ACAS has published proposals to change its Code of Practice on disciplinary and grievance procedures as a result of a surprise EAT decision earlier this year that an employee's choice of companion for a hearing does not need to be "reasonable". 


The legislation says that the employee can choose a companion as long as certain requirements as to the identity of the companion are fulfilled (they must be an employee, a union official or certified by the union as having experience or training in acting as a companion).  Although the ACAS Code previously suggested that being accompanied by a companion whose presence might prejudice the hearing might not be considered "reasonable", in July the EAT in Toal v GB Oils Ltddecided that the legislation was clear and therefore the suggestion in the Code was not relevant.  The employer had breached the employee's rights by refusing to allow him to be accompanied by a particular union official (although the EAT did go on to suggest that any compensation for a breach of statutory rights on this basis should be nominal in the absence of financial loss).  

The amended ACAS wording now says that workers must make a "reasonable request" to be accompanied and in making their request, "should bear in mind the practicalities of the arrangements" and also provide enough time for their choice to be considered by the employer.
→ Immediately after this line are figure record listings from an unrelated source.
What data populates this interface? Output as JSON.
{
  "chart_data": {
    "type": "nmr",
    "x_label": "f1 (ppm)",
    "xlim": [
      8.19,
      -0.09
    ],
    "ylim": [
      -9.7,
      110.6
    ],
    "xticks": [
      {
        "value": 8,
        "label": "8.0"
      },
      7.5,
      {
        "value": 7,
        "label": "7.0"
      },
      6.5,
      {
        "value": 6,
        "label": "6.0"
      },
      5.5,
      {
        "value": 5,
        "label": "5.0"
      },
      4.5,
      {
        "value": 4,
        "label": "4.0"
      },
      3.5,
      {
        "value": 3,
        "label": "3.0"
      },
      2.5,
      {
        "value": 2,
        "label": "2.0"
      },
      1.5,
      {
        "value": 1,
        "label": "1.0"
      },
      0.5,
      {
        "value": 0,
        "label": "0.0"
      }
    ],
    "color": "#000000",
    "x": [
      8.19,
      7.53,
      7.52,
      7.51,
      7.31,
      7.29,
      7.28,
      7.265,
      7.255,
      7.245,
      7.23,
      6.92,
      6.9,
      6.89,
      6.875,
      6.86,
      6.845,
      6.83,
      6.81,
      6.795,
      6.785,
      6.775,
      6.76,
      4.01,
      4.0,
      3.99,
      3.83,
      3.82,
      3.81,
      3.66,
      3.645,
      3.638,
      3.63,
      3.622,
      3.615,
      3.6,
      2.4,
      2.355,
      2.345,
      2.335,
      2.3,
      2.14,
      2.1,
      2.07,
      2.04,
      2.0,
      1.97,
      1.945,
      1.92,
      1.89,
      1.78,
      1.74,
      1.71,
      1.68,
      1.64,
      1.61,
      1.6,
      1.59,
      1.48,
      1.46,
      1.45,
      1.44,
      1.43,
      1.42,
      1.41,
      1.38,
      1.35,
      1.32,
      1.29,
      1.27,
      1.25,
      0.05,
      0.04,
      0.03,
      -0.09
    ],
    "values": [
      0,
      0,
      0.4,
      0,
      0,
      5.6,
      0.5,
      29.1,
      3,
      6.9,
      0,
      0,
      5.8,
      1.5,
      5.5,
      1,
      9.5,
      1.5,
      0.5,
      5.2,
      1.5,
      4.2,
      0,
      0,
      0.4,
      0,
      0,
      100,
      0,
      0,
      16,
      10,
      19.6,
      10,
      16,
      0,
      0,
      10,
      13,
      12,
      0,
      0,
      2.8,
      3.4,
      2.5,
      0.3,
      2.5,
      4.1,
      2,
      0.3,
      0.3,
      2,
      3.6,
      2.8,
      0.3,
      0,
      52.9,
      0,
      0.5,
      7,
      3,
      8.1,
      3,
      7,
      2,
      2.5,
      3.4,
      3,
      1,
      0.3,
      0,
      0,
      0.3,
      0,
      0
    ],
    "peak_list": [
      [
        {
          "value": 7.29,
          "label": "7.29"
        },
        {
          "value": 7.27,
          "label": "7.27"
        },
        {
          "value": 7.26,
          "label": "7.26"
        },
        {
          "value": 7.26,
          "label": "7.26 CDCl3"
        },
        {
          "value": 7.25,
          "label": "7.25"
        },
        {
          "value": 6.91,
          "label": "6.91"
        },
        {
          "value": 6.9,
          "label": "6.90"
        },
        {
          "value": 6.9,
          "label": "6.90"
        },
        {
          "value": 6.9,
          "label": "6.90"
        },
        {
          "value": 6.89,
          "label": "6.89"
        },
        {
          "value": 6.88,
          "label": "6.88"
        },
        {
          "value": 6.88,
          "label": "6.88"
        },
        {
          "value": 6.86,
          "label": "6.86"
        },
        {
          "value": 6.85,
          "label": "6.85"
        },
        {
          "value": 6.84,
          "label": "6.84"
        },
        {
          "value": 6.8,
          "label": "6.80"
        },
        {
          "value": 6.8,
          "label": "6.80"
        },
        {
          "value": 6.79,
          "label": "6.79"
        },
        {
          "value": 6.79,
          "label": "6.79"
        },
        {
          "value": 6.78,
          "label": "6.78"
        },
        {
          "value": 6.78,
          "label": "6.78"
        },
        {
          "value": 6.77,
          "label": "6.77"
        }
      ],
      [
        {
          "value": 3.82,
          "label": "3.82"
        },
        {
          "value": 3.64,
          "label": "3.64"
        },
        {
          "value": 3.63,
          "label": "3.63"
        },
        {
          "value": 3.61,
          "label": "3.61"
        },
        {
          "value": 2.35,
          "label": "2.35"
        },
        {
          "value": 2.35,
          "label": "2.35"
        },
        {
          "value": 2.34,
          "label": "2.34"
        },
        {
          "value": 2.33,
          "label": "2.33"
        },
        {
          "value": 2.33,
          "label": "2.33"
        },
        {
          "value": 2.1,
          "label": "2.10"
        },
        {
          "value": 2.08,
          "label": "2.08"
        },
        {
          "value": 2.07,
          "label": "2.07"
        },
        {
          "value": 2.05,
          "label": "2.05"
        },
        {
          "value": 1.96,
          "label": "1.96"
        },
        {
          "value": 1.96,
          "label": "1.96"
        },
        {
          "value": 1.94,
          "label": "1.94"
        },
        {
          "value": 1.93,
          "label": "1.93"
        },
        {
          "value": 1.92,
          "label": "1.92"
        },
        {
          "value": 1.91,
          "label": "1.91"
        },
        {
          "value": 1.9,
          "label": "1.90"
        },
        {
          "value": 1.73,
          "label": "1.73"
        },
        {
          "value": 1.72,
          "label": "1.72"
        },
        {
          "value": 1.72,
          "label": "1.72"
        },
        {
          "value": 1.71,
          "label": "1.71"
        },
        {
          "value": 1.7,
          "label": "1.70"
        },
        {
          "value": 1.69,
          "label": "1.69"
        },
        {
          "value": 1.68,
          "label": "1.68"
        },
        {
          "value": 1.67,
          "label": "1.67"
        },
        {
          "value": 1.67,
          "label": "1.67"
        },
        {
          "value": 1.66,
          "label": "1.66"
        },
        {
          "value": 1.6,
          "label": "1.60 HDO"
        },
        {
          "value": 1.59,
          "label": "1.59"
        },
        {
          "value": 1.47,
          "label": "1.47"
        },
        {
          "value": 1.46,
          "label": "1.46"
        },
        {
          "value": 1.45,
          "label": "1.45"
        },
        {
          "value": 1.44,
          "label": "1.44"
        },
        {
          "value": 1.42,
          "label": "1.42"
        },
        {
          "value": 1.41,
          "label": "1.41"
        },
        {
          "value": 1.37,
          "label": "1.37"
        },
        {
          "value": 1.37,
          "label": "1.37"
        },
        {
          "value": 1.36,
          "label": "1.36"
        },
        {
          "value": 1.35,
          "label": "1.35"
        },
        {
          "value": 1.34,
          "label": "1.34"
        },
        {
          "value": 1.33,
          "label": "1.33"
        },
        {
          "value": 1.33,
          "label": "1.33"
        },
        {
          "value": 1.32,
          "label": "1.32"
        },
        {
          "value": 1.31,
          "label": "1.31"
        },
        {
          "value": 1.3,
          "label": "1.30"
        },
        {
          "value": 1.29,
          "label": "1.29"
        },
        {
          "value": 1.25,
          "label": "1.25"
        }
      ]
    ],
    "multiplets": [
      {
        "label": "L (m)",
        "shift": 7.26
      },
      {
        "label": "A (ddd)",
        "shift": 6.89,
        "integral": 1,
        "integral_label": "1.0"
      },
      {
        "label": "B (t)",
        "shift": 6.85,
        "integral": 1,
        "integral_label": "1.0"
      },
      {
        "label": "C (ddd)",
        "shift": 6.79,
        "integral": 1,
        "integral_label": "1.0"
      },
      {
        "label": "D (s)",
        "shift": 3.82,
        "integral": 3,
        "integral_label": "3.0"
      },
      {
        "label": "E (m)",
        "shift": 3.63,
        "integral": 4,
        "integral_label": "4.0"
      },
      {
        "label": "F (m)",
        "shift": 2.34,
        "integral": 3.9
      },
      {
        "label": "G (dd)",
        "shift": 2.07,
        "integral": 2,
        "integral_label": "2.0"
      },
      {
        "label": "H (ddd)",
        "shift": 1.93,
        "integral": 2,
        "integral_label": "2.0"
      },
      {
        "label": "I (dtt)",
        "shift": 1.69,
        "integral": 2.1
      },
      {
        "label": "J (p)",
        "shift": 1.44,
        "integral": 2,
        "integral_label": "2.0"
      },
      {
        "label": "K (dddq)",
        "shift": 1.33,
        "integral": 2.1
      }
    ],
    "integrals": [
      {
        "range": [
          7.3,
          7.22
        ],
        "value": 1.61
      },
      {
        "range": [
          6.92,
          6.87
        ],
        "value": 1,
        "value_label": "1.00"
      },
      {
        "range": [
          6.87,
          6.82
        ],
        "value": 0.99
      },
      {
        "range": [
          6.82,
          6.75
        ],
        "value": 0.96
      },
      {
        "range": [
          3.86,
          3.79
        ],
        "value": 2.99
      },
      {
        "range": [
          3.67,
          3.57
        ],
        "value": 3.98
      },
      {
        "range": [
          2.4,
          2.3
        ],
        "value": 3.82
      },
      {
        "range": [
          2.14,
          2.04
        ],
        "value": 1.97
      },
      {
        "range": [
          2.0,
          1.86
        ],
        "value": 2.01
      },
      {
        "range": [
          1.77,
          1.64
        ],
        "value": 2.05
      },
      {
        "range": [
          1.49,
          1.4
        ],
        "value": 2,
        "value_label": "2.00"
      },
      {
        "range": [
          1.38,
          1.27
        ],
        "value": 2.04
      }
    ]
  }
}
The proposed amendment goes on to give two examples of choices of companion that "may be neither sensible nor helpful":

  • a colleague from a geographically remote location, if someone suitably qualified is available on site
  • a colleague whose presence might prejudice the hearing or who might have a conflict of interest.

These examples are the same as those given in the existing version of the Code as instances of choices that would "not normally be reasonable", so there is a clear change of emphasis here.  However, given that the legal position following Toal is that the tribunals must uphold any choice that is within the legislative requirements, regardless of the Code, the new wording does not provide any effective let out for employers in a situation where they have reservations about the employee's choice of companion.  

Nor is there much comfort to be gained from the suggestion that compensation for a breach of the employee's right to be accompanied might be nominal; in a case earlier this year, Leeds Dental Team v Rose, the EAT confirmed that an employee was unfairly constructively dismissed when, amongst other procedural errors, she was refused her chosen companion at a disciplinary hearing.